Article rédigé par La Fondation de service politique, le 24 janvier 2003
L'éthique du vivant est réglementée par les lois de bioéthiques de 1994 qui prévoyaient une révision dans un délai de cinq ans. Ces lois interdisent la recherche sur l'embryon, la brevetabilité du génome humain ainsi que tout clonage reproductif ou thérapeutique.
En outre cette loi affirme le principe selon lequel " la loi garantit le respect de tout être humain dès le commencement de sa vie ".
La révision de ces lois de bioéthique a commencé en janvier 2002, à l'Assemblée nationale. En première lecture, la majorité des députés s'est déclarée favorable à la recherche sur les embryons surnuméraires, à la création d'embryons pour évaluer de nouvelles techniques de procréation médicalement assistée et enfin à l'interdiction du clonage humain, sans que le clonage thérapeutique soit expressément cité.
En effet, que faire des embryons-orphelins ? Des embryons, qui, créés puis congelés à l'occasion d'une fécondation in vitro, ont été abandonnés par leurs parents ? N'ayant pas été implantés dans l'utérus de la mère, ils n'ont pas non plus été détruits.
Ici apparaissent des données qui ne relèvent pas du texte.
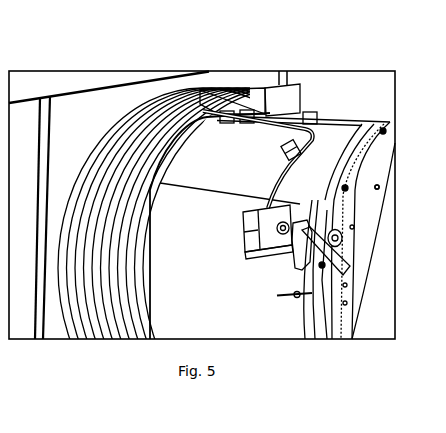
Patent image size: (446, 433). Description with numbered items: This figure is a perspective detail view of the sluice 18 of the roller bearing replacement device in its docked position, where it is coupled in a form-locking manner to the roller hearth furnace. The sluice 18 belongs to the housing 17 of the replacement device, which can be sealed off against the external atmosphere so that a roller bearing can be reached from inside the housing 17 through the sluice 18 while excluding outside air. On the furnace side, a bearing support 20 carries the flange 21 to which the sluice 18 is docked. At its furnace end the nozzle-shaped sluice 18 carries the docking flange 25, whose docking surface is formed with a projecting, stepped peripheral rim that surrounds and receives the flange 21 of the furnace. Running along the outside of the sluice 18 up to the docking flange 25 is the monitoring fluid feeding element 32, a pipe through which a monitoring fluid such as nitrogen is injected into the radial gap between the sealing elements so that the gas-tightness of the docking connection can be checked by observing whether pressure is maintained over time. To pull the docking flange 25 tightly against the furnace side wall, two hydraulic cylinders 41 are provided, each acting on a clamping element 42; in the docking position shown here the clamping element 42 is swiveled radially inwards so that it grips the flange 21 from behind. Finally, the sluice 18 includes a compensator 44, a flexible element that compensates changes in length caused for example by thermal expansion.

The housing 17 is at (87, 117).
The sluice 18 is at (243, 316).
The bearing support 20 is at (376, 313).
The flange 21 is at (385, 183).
The docking flange 25 is at (356, 163).
The monitoring fluid feeding element 32 is at (288, 296).
The hydraulic cylinder 41 is at (253, 232).
The clamping element 42 is at (330, 322).
The compensator 44 is at (100, 323).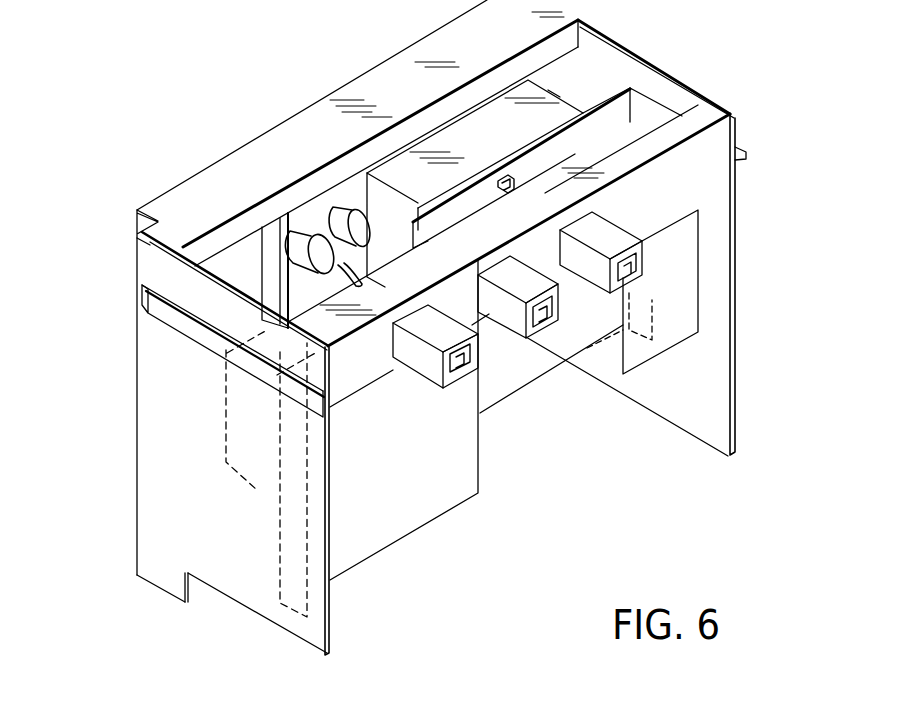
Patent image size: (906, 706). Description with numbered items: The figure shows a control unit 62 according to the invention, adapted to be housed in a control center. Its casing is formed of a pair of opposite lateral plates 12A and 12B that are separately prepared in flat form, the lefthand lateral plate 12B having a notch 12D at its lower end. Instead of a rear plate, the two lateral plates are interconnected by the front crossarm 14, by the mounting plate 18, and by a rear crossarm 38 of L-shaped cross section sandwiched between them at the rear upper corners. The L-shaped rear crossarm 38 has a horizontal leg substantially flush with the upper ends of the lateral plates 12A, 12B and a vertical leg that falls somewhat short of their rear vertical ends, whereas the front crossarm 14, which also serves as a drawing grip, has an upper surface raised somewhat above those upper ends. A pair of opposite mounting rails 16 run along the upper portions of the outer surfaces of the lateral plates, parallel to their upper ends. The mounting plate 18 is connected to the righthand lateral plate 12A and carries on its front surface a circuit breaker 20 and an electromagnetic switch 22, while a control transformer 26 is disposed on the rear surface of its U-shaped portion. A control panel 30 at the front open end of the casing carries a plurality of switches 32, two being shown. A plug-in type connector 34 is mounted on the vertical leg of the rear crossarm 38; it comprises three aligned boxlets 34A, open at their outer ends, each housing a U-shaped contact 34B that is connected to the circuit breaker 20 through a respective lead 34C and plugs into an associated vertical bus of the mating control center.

The righthand lateral plate 12A is at (672, 65).
The lefthand lateral plate 12B is at (162, 527).
The notch 12D is at (237, 0).
The front crossarm 14 is at (183, 182).
The mounting rails 16 is at (140, 300).
The mounting plate 18 is at (608, 98).
The circuit breaker 20 is at (548, 90).
The electromagnetic switch 22 is at (225, 452).
The control transformer 26 is at (677, 345).
The control panel 30 is at (249, 234).
The switches 32 is at (338, 217).
The plug-in type connector 34 is at (530, 338).
The boxlets 34A is at (413, 367).
The U-shaped contacts 34B is at (458, 360).
The leads 34C is at (508, 182).
The rear crossarm 38 is at (697, 107).
The control unit 62 is at (532, 566).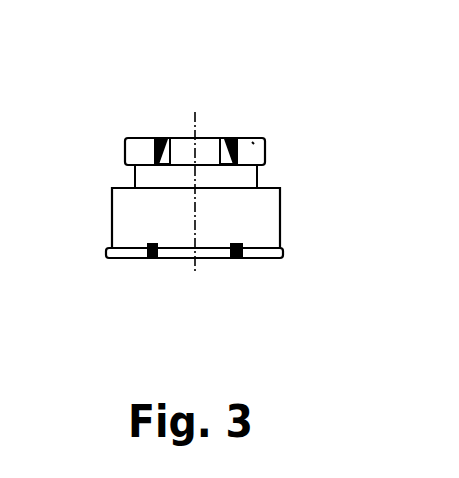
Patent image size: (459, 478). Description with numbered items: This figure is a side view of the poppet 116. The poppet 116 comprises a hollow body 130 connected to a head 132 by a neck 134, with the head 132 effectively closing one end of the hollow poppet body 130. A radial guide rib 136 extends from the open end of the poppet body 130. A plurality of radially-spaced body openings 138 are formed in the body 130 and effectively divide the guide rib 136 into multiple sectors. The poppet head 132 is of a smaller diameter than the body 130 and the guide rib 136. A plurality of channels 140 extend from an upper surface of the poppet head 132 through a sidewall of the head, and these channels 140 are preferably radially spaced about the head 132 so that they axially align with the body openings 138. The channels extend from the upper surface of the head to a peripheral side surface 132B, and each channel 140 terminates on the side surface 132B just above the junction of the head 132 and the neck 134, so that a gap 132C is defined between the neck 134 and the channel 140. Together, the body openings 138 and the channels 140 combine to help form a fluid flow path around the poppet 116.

The poppet 116 is at (208, 82).
The hollow body 130 is at (289, 222).
The head 132 is at (272, 145).
The peripheral side surface 132B is at (253, 143).
The gap 132C is at (161, 166).
The neck 134 is at (266, 178).
The radial guide rib 136 is at (122, 258).
The body openings 138 is at (152, 258).
The channels 140 is at (162, 139).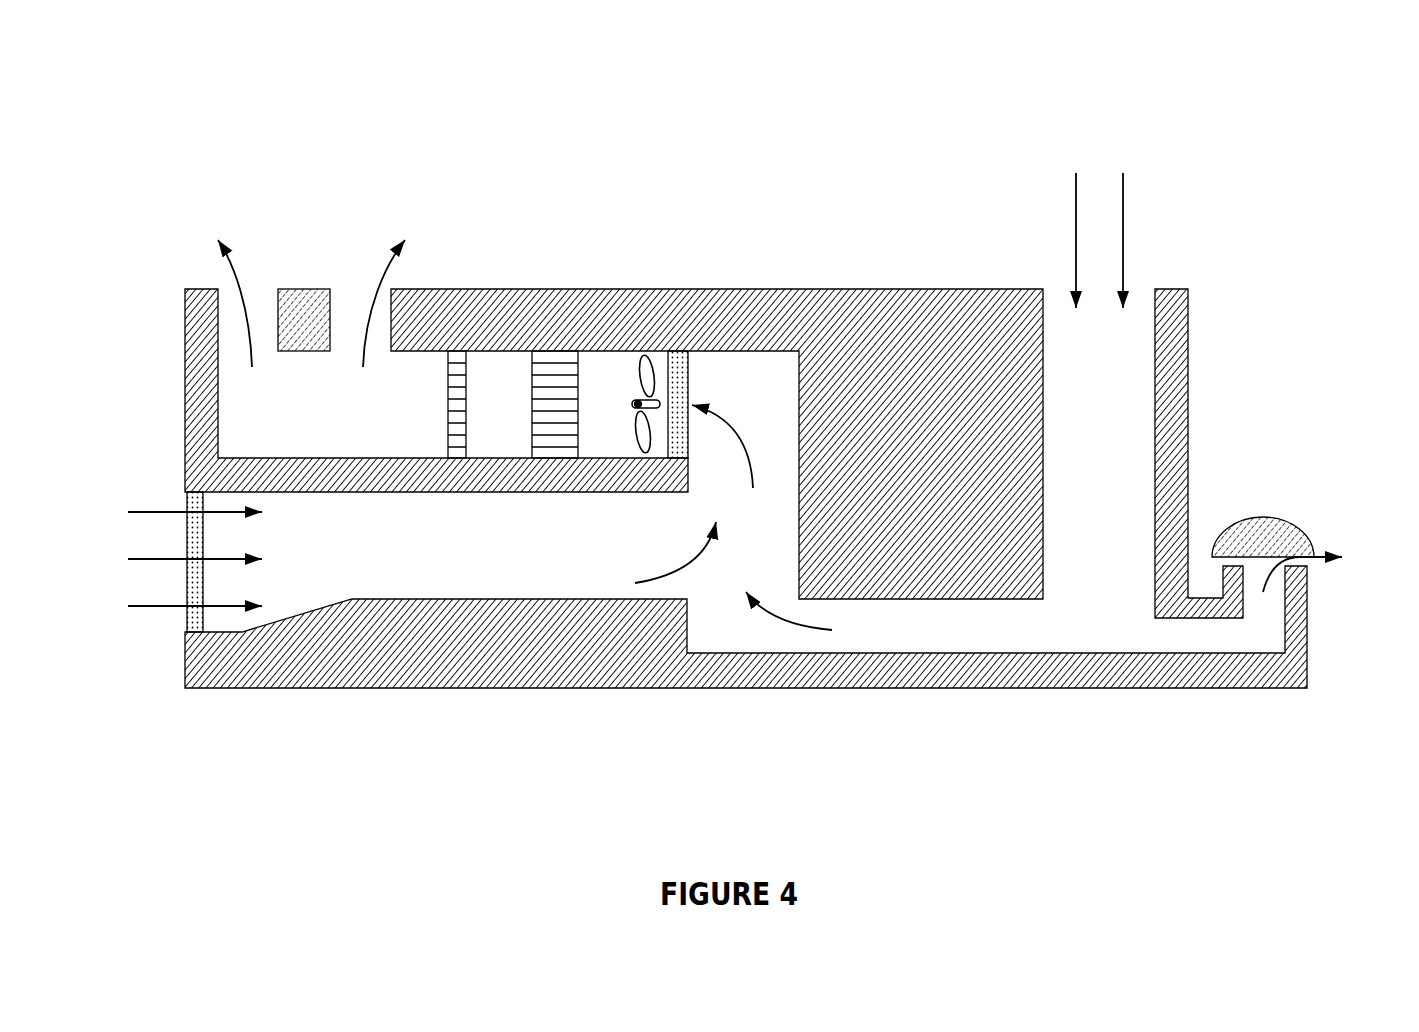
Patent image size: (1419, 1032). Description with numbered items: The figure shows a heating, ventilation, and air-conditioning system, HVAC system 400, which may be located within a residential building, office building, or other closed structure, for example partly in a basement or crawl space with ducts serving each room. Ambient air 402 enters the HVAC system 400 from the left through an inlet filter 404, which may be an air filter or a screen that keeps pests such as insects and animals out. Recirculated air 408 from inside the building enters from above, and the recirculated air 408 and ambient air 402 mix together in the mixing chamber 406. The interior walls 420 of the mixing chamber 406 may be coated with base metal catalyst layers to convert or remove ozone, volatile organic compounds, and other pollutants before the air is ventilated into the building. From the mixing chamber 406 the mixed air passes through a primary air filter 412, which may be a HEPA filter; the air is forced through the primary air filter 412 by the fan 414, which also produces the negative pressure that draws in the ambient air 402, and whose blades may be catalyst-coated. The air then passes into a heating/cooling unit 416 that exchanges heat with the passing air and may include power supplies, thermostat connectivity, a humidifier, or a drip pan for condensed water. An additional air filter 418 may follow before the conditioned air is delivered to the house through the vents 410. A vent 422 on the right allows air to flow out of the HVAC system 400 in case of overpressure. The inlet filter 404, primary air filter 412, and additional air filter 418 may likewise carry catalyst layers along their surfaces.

The HVAC system 400 is at (712, 60).
The ambient air 402 is at (162, 512).
The inlet filter 404 is at (195, 615).
The mixing chamber 406 is at (748, 528).
The recirculated air 408 is at (1123, 239).
The vents 410 is at (352, 305).
The primary air filter 412 is at (680, 377).
The fan 414 is at (648, 357).
The heating/cooling unit 416 is at (554, 385).
The additional air filter 418 is at (456, 385).
The interior walls 420 is at (800, 422).
The vent 422 is at (1318, 557).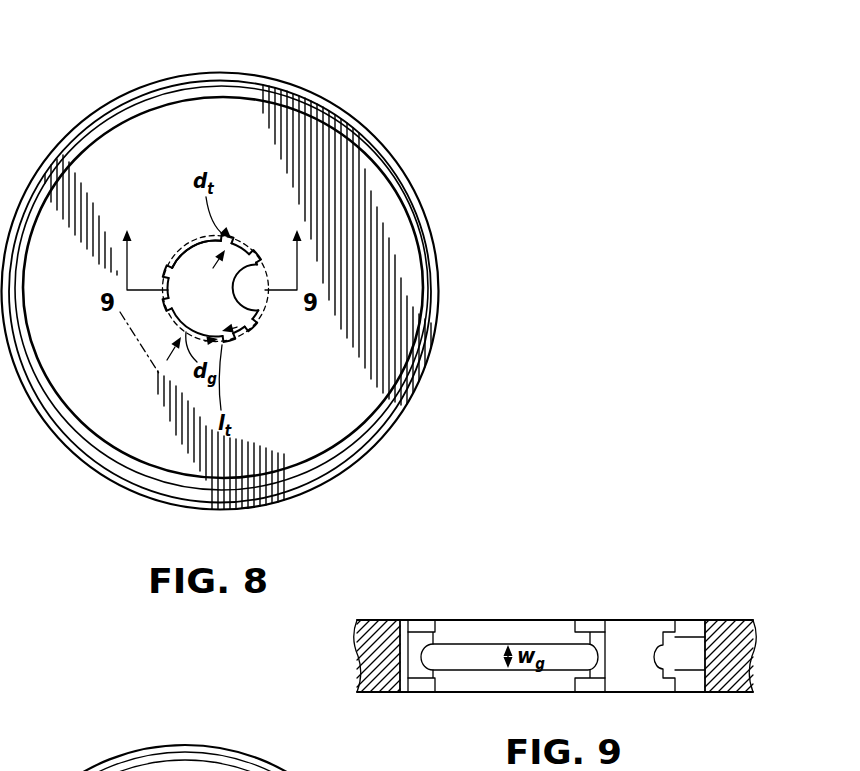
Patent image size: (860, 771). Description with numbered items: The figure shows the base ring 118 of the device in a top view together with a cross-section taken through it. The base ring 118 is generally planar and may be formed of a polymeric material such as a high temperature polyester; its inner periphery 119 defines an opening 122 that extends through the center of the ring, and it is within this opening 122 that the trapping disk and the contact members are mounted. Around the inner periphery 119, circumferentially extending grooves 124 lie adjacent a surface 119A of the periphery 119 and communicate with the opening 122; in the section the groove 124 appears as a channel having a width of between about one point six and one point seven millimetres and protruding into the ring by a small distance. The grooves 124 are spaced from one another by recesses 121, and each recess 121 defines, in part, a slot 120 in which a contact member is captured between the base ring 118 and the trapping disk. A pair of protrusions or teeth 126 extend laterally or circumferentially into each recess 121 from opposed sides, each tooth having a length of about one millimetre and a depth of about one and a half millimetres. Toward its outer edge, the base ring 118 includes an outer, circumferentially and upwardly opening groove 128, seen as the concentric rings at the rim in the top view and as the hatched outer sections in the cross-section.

In FIG. 8, the base ring 118 is at (352, 203).
In FIG. 9, the base ring 118 is at (731, 627).
In FIG. 8, the inner periphery 119 is at (197, 257).
In FIG. 9, the surface of the periphery 119A is at (552, 633).
In FIG. 8, the slot 120 is at (254, 290).
In FIG. 8, the recess 121 is at (237, 344).
In FIG. 8, the opening 122 is at (192, 276).
In FIG. 8, the groove 124 is at (264, 307).
In FIG. 9, the groove 124 is at (481, 648).
In FIG. 8, the teeth 126 is at (234, 237).
In FIG. 9, the teeth 126 is at (411, 640).
In FIG. 8, the outer groove 128 is at (200, 90).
On ne connaît pas leur nombre exact : peut-être 100 000 ou 200 000 en France. Ils ne font l'objet d'aucun " projet parental " et sont à ce titre dépourvus, dans la pensée dominante contemporaine, de toute reconnaissance et de dignité.
C'est ainsi que le 22 janvier 2002, les députés français, dans un vote solennel, ont accepté l'autorisation de la recherche sur ces embryons dits surnuméraires, sous réserve de l'accord écrit des parents. Vous avez bien lu " parents " ! Qui dit " parents " dit " enfant " ! L'embryon surnuméraire est donc qualifié d' " enfant ". Rien d'étonnant à cela : un homme et une femme deviennent parents dès que l'enfant est conçu. Voilà une raison suffisante de protéger et respecter ce " petit d'homme " ! Et pourtant, cet argument de bon sens n'a pas été retenu. Personne ne l'a relevé ! Est-ce que la dignité de l'embryon dépend de la volonté et de la décision des parents ? L'abandon d'un de ses enfants justifie-t-il la destruction de cet enfant ? Mais alors, pour être cohérent, que faire des enfants abandonnés à l'âge de 10 ans ? Je n'ose imaginer leur réponse !
Abandonnés dans les laboratoires de " médecine reproductive ", ils ne seraient plus rien, puisque promis à rien.
Ce qui est surprenant, c'est le rejet par ces mêmes députés, du clonage thérapeutique, alors que la recherche sur l'embryon conduit au clonage.
Or depuis ce vote, nous avons changé de majorité et de ministre de la Santé. Le professeur Mattei, nouveau ministre, s'était abstenu en janvier dernier et avait même prononcé une exception d'irrecevabilité, précisément pour exprimer son opposition à la recherche sur les embryons et son encouragement à la recherche sur les cellules-souches adultes. Et pourtant, c'est le texte voté à l'Assemblée nationale qui est désormais soumis à l'examen des sénateurs.
On note un net fléchissement dans le discours du ministre. Bien qu'il ne souhaite pas revenir sur le principe des lois de 1994 — " Garantir le respect de l'être humain dès sa conception " — il a admis que des recherches sur les embryons pourraient être autorisées dans un cadre juridique très strict, le temps de mettre au point l'utilisation des cellules souches adultes. " Je ne peux aller que dans le sens d'une transgression, au regard des enjeux médicaux " a-t-il déclaré dans l'hebdomadaire La Vie, précisant : " Sur l'embryon, je fais le choix d'une avancée. "
Derrière l'effet d'annonce d'un coup de frein aux fécondations in vitro et la condamnation très ferme du clonage reproductif qualifié de " crime contre l'espèce humaine ", le ministre cultive la même ambiguïté. Il n'autorise pas le clonage thérapeutique, mais il ne l'interdit pas pour autant, alors même que dans le principe et la technique, clonage " thérapeutique " et clonage " reproductif " sont une seule et même chose.
Une remarque s'impose. Depuis le vote de la loi Veil, le processus de décision est toujours le même : affirmation du principe, exception dans un cadre très précis, puis autorisation. Toutes les lois qui touchent à la dignité humaine sont décidées selon ce triptyque. Verrons-nous dans quelques mois cette même logique pour l'euthanasie ?
Élisabeth Montfort est député au Parlement européen, membre de la Commission temporaire de génétique humaine.